I would, however, be curious to see your thoughts on David Lebovitz-channelling-Alice Waters, on how it's good to leave a restaurant still hungry.
I think Lebovitz sets up a silly false dilemma: either your stomach is distended OR you're still hungry. The portions typical in a lot of middle America (including and perhaps especially Texas) are aimed at distending your stomach, and these are excessive. But of course anyone to whom David Lebovitz talks is not eating at Goode's BBQ, she's eating somewhere like 11 Madison Park, where your stomach can only get distended if you order about 5 courses. I think the amount of food you get at the typical NYC restaurant during Restaurant Week is just about the right amount. You go in hungry, you leave satisfied but not needing to go to sleep (which is the effect that epic multi-course meals like Ko's have). If I leave a restaurant hungry, it's because they've screwed me on the amount of food I'm given for the money; i.e. I expected to spend about $30++, and that was only enough to buy two "small plates."
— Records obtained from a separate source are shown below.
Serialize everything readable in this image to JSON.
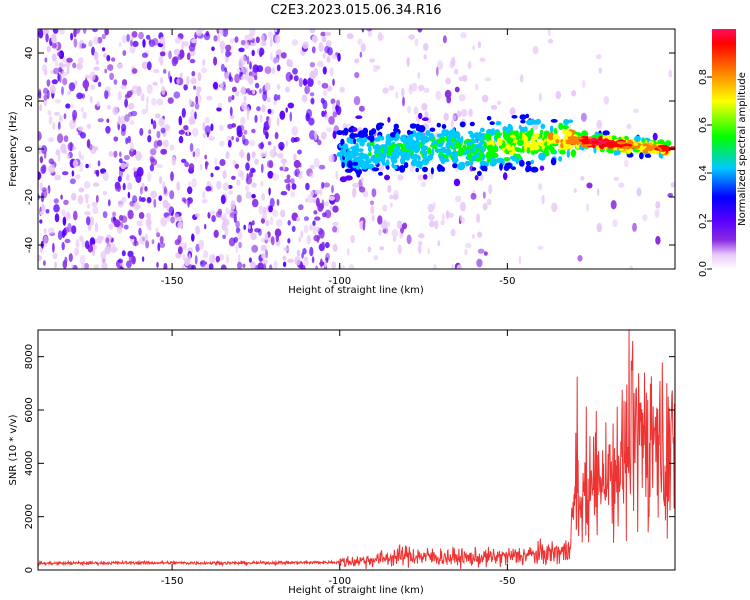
{
  "title": "C2E3.2023.015.06.34.R16",
  "colors": {
    "snr_line": "#ee3333",
    "colormap": [
      "#ffffff",
      "#e8c8f8",
      "#8a2be2",
      "#5a00ff",
      "#0000ff",
      "#00c8ff",
      "#00ff00",
      "#ffff00",
      "#ff8000",
      "#ff0000",
      "#ff1060"
    ]
  },
  "chart_data": [
    {
      "type": "heatmap",
      "title": "",
      "xlabel": "Height of straight line (km)",
      "ylabel": "Frequency (Hz)",
      "xlim": [
        -190,
        0
      ],
      "ylim": [
        -50,
        50
      ],
      "x_ticks": [
        -150,
        -100,
        -50
      ],
      "y_ticks": [
        -40,
        -20,
        0,
        20,
        40
      ],
      "colorbar": {
        "label": "Normalized spectral amplitude",
        "range": [
          0,
          1
        ],
        "ticks": [
          "0.0",
          "0.2",
          "0.4",
          "0.6",
          "0.8"
        ]
      },
      "features": {
        "noise_region_x": [
          -190,
          -100
        ],
        "signal_track": [
          {
            "x": -100,
            "freq": -2,
            "amp": 0.15
          },
          {
            "x": -90,
            "freq": -1,
            "amp": 0.25
          },
          {
            "x": -80,
            "freq": 0,
            "amp": 0.25
          },
          {
            "x": -70,
            "freq": 1,
            "amp": 0.3
          },
          {
            "x": -60,
            "freq": 0,
            "amp": 0.3
          },
          {
            "x": -50,
            "freq": 2,
            "amp": 0.45
          },
          {
            "x": -40,
            "freq": 3,
            "amp": 0.45
          },
          {
            "x": -32,
            "freq": 4,
            "amp": 0.65
          },
          {
            "x": -25,
            "freq": 3,
            "amp": 1.0
          },
          {
            "x": -18,
            "freq": 2,
            "amp": 0.95
          },
          {
            "x": -10,
            "freq": 1,
            "amp": 0.6
          },
          {
            "x": -2,
            "freq": 0,
            "amp": 0.9
          }
        ]
      }
    },
    {
      "type": "line",
      "title": "",
      "xlabel": "Height of straight line (km)",
      "ylabel": "SNR (10 * v/v)",
      "xlim": [
        -190,
        0
      ],
      "ylim": [
        0,
        9000
      ],
      "x_ticks": [
        -150,
        -100,
        -50
      ],
      "y_ticks": [
        0,
        2000,
        4000,
        6000,
        8000
      ],
      "series": [
        {
          "x": [
            -190,
            -160,
            -130,
            -100,
            -90,
            -80,
            -75,
            -70,
            -60,
            -50,
            -40,
            -32,
            -30,
            -25,
            -20,
            -15,
            -10,
            -8,
            -5,
            -2,
            0
          ],
          "values": [
            250,
            270,
            260,
            290,
            380,
            550,
            500,
            480,
            450,
            500,
            600,
            700,
            2200,
            3000,
            3800,
            4300,
            5000,
            5200,
            4700,
            4300,
            4500
          ]
        }
      ]
    }
  ]
}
I tried a dinner at Chez Panisse last summer and was severely disappointed. I felt cheated -- the beef entree was tough and chewy, and when I responded honestly to the inquiry about the food by pointing this out, the waiter said, "Oh, that's because of the cut of meat." OK, maybe some people like that cut, but if you're serving the same set menu to *everyone*, perhaps you could do something of a more general popularity. The dessert and the wine were good, though. I didn't leave the restaurant hungry, but my husband who's a foot taller did. The experience was a severe blow to his faith in my ability to pick restaurants.
PG,
"I think Lebovitz sets up a silly false dilemma: either your stomach is distended OR you're still hungry."
Silly, but it's not unique to him. The idea that dining out should really be about drinking/socializing/admiring a tiny dollop of foam on a giant plate is basically an upper-class notion, a way of distinguishing one's self from the hearty middle classes, who like a square meal and feel ripped off if they don't get one. It's not even (just) about rejecting make-you-ill massive portions, it's also about rejecting a traditional well-rounded dinner like grandma used to make.
And chewy beef, yuck. This was my punishment recently for picking the less expensive (but still expensive!) cut of steak at Whole Foods.